Currently, individual forces adopt their own policies towards cannabis
possession.

"It is also important that we respond to the cry from some families of drug
users who said to me that if you confuse our children by saying pretty much
that cannabis is the same as crack or heroin, when they take cannabis and
find out it isn't, they don't believe the message when they go on to heroin
and crack," Mr Blunkett said.

Further mixed signals from Downing Street on drugs policy include the
latest "blue skies" thinking from Lord Birt, who has reportedly suggested
prison sentences of up to seven years for heroin use. Such a move would
meet resistance, not least because the further criminalisation of addicts
contradicts current thinking on treatment rather than prison.

Meanwhile the British Lung Foundation said it welcomed the government's
advertising campaign on reclassification, but reminded people of the health
risks involved.

Its chief executive, Dame Helena Shovelton, said: "Research carried out by
the charity found that smoking cannabis alone can cause severe lung damage.

"We understand that some people with long-term chronic conditions may smoke
cannabis for medicinal purposes, but it is vital that people are fully
aware of the dangers."

Learning a lesson

- From next Thursday cannabis will be reclassified as a class C drug, which
covers the least harmful of the illegal drugs, including GHB, anabolic
steroids and tranquillisers such as Valium.

- It will remain illegal to have, give away or deal in cannabis. Possession
with intent to supply is also illegal, as is growing cannabis plants.
Dealing and possessing with intent to supply will still carry a 14-year
maximum sentence plus an unlimited fine.

- The penalties for possession are changing. The maximum prison sentence is
being reduced from five years to two. New police guidelines will mean that
what happens to most of the 90,000 people a year who are currently arrested
for cannabis possession will change.

- If you are over 18 and the police find you with cannabis it is likely
that it will be confiscated and you will be warned. But if you are smoking
a joint in a public place, or near where there are children, such as a
school, or where public order is at risk, you will be arrested and possibly
fined. Those repeatedly arrested for cannabis offences will be prosecuted.

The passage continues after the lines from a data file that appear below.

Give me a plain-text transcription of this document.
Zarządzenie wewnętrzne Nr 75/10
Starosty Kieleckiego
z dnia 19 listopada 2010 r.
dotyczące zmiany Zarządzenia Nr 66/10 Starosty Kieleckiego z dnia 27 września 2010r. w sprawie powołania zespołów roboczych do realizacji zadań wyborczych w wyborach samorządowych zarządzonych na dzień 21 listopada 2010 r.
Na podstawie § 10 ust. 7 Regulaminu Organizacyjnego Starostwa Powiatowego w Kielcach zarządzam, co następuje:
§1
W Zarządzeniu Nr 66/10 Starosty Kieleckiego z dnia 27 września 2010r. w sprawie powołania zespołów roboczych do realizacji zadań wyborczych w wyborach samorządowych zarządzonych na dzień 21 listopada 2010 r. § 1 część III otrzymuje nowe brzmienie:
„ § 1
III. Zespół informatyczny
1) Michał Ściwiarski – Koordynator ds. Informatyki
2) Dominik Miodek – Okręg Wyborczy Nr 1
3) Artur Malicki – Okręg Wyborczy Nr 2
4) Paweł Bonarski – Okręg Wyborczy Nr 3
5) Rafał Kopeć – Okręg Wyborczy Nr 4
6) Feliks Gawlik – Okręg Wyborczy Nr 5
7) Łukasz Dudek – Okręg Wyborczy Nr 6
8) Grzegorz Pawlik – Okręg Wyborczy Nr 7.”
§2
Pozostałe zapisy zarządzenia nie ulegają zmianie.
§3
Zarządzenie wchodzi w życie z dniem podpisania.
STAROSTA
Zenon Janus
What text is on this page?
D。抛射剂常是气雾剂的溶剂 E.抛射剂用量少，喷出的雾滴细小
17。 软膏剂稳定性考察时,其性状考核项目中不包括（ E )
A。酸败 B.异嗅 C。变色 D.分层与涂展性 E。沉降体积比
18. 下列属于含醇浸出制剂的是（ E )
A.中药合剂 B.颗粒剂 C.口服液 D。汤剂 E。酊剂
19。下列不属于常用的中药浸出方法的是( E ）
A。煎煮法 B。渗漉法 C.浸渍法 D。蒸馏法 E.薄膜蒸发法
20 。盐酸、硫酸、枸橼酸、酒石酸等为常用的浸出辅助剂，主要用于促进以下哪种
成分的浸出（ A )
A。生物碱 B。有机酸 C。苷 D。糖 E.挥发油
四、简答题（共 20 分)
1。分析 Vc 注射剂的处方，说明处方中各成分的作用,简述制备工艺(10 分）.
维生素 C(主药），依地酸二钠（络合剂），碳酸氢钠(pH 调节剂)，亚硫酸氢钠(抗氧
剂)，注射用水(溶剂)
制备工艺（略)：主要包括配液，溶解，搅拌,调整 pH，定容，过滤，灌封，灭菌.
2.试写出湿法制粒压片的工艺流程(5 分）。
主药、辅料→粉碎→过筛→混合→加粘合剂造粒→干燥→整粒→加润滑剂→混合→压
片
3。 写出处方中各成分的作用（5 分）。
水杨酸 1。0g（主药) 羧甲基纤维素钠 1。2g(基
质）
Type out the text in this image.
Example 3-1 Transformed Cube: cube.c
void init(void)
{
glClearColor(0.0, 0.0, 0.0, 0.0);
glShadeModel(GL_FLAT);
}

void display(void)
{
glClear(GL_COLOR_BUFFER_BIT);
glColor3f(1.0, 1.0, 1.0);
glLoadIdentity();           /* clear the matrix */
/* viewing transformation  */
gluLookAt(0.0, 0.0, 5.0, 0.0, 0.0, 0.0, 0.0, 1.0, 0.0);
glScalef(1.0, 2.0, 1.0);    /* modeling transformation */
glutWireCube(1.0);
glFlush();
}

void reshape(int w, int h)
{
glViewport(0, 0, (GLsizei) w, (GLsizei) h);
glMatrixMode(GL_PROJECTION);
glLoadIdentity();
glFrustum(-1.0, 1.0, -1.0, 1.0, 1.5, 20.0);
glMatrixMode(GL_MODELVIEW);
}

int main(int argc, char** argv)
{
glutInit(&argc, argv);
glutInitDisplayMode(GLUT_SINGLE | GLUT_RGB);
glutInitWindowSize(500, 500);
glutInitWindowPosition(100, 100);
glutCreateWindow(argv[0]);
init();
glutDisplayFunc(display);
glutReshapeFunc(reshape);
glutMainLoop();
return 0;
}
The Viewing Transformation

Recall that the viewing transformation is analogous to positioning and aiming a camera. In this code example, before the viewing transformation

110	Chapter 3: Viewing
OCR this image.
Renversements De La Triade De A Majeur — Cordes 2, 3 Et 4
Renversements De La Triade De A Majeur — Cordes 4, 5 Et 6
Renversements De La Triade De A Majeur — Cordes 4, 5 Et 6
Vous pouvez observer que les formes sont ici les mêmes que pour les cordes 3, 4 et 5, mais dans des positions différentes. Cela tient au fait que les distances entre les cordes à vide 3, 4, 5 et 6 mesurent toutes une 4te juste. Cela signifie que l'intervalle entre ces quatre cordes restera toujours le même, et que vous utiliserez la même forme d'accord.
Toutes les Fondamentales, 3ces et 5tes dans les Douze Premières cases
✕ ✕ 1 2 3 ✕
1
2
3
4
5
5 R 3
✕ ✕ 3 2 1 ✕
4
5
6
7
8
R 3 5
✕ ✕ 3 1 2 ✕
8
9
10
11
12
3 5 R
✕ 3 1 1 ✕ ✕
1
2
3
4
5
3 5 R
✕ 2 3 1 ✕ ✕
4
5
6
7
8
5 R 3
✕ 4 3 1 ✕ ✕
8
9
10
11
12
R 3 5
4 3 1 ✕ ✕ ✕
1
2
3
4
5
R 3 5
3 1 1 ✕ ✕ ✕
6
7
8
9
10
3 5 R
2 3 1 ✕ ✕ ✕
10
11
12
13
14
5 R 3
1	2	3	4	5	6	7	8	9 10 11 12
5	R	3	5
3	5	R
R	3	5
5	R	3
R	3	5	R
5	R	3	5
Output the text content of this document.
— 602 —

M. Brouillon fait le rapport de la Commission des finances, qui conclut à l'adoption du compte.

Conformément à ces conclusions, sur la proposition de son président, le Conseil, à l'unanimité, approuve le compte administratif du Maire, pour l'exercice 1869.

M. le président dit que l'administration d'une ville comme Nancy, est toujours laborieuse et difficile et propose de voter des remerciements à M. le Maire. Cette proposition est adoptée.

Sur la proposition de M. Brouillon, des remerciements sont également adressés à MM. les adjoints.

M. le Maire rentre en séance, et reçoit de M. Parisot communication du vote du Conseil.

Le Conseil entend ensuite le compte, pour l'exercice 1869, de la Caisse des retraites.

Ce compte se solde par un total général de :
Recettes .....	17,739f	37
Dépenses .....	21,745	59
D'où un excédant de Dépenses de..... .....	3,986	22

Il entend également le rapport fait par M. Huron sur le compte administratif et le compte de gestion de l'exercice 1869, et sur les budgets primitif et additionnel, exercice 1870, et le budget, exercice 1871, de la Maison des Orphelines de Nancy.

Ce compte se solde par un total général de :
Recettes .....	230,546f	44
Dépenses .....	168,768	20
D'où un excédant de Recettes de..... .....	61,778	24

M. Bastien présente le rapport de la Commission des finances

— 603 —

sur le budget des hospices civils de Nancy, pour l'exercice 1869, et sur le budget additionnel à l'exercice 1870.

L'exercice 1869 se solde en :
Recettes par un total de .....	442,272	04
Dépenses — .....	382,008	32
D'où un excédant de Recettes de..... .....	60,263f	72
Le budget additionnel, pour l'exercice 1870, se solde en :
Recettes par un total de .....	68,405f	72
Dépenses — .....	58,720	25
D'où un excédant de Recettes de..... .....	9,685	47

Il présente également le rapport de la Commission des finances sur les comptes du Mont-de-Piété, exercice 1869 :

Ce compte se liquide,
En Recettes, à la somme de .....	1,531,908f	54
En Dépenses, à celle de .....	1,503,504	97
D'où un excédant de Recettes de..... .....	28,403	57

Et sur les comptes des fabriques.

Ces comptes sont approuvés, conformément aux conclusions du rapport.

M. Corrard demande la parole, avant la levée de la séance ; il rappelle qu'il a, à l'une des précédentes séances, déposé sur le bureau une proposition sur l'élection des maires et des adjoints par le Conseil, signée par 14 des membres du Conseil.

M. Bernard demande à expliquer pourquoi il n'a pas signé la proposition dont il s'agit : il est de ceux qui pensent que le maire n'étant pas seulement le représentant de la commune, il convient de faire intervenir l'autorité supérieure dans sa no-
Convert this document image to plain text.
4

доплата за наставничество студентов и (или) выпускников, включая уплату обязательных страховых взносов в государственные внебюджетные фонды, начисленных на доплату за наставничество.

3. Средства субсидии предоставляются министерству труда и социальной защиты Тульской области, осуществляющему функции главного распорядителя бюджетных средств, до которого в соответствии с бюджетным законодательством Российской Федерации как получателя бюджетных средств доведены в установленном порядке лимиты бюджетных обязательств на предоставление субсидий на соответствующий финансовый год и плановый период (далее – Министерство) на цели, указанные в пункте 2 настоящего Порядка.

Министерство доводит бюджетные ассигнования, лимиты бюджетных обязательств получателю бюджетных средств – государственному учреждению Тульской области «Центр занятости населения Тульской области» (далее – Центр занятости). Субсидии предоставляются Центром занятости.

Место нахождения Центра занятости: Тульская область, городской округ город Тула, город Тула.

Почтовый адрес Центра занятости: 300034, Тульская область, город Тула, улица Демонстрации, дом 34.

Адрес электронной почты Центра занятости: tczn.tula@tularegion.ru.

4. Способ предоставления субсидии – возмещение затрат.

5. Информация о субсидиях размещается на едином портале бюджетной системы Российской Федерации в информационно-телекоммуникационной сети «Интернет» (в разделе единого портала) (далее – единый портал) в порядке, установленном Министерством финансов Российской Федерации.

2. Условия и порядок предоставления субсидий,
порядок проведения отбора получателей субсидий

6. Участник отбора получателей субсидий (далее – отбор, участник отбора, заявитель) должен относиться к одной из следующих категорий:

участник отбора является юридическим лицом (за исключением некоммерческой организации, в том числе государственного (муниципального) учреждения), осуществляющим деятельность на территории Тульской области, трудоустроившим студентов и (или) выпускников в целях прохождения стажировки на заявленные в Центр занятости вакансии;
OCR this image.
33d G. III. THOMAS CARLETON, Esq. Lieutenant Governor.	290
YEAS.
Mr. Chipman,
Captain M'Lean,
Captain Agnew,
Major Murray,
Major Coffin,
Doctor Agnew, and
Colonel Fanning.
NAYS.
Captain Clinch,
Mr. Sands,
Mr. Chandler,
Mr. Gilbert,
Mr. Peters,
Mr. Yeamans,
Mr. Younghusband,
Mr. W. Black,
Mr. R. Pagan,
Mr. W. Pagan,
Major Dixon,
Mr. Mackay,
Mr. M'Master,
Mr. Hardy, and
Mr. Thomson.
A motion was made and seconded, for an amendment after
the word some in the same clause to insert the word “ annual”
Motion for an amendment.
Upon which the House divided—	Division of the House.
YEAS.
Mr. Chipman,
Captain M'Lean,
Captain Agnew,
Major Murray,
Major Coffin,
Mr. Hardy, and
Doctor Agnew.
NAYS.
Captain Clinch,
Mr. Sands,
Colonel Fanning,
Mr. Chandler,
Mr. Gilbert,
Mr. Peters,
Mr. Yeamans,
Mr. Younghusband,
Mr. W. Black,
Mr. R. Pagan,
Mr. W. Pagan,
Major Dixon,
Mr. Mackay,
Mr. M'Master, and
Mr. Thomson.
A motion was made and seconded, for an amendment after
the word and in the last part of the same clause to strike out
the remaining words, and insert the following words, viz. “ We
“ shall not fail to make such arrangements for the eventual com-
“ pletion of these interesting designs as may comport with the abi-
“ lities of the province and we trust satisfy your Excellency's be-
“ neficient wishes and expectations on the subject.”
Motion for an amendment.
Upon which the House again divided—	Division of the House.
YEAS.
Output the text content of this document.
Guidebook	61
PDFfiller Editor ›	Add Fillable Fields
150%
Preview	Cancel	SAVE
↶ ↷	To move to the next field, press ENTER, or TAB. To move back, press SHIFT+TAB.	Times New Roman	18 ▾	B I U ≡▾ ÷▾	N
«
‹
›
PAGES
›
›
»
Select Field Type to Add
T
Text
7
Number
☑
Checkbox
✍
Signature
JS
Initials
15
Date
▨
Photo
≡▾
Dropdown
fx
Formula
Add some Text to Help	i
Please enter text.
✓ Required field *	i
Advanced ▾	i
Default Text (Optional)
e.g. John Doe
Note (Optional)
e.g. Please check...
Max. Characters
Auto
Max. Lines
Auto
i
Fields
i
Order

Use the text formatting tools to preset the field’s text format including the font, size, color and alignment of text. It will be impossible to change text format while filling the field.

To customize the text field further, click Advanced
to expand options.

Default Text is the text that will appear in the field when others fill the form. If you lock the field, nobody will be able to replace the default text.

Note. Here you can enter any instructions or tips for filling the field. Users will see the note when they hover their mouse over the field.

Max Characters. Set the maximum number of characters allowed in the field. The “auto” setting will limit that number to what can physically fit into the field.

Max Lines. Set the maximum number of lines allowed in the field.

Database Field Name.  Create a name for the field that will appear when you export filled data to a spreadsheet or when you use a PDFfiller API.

- If you are under 18 and it is your first offence of cannabis possession
you will normally be arrested, taken to a police station and given a
warning or reprimand. But if you have been caught before, you will either
be given a final warning or be charged. When you get a warning you are
referred to the local youth offending team.

- It remains illegal to pass drugs among friends or allow people to smoke
cannabis in your home; and if you are caught smoking cannabis in a club the
police will have the power to prosecute the landlord or the club owner.